1. figure out some way to do a dynamic list for subsys[] and its corresponding things, which will involve possibly fiddly uses of kmalloc() (with accompanying fail cases) and/or relying on cgroup_mutex and throwing another list_head in the subsys structs somewhere. also, replacing subsys_bits with something more suitable.
2. simply set CGROUP_SUBSYS_COUNT to sizeof(subsys_bits)*8 (i.e., maximum number of subsystems at a time is the number of bits in the thing field) and let the array have null slots in it. this seems a lot easier, but is avoiding the design problem. on the other hand, they designed clone_flags to have 32 possible settings, and they ran out of those recently, so...

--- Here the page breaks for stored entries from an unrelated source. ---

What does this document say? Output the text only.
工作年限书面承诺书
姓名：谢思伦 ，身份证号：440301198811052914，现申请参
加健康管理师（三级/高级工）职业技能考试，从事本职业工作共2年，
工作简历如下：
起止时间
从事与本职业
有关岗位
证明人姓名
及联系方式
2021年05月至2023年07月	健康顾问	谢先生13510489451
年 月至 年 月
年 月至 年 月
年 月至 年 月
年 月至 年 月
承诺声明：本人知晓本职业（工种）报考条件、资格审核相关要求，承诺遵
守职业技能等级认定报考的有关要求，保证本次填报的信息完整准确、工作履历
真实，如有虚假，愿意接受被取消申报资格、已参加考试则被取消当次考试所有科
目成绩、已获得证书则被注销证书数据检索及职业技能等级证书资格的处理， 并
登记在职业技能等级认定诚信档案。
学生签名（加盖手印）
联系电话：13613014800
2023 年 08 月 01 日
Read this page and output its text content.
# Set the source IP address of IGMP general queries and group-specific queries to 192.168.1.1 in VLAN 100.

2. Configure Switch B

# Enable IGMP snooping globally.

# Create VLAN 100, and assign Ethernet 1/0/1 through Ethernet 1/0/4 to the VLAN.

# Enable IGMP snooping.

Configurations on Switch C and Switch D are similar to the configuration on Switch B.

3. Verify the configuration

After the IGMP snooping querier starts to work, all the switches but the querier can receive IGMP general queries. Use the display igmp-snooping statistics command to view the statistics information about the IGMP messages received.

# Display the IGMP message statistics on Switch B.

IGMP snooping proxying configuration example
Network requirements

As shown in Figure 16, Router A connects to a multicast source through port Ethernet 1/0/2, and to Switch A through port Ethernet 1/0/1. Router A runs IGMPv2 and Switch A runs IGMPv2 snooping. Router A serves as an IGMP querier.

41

I hope to spend a good chunk of tomorrow coding.

2009-09-21

last-minute presentation slides!

My project presentation in 412 is in eleven hours, and I've just finished and test-presented my slides. Here they are, for reference:

http://maximegalon.res.cmu.edu/home/bblum/project.pdf

2009-09-13

UML

I spent a good portion of today (and small amounts of time previously) trying to get a good environment for this set up. This mostly involved getting the mm-of-the-moment (mmotm) tree and making UML (user-mode linux, the way i will test most of the stuff) actually go properly.

choosing an environment:
magrathea (my laptop): runs 64-bit. last time i tried gitting mmotm and building the kernel, it failed. :iiam:
maximegalon (my server): runs 32-bit. comparatively slow processor, so build times suboptimal.
unix.andrew servers: AFS volume only 1GB, mmotm tree with built objects in it is larger. I was given the suggestion to ask for a project volume, but :effort:

I eventually discovered that the build failure on magrathea was bash's fault. Version 4 strips environment variables with a "." in the name, and the kernel's makefiles depend on not-that-behaviour. During my googling that determined this, I found a mailing list discussing design implications and whether or not bash-4 should actually do that anyway or not. Magrathea now has bash-3 installed, and the kernel builds nicely.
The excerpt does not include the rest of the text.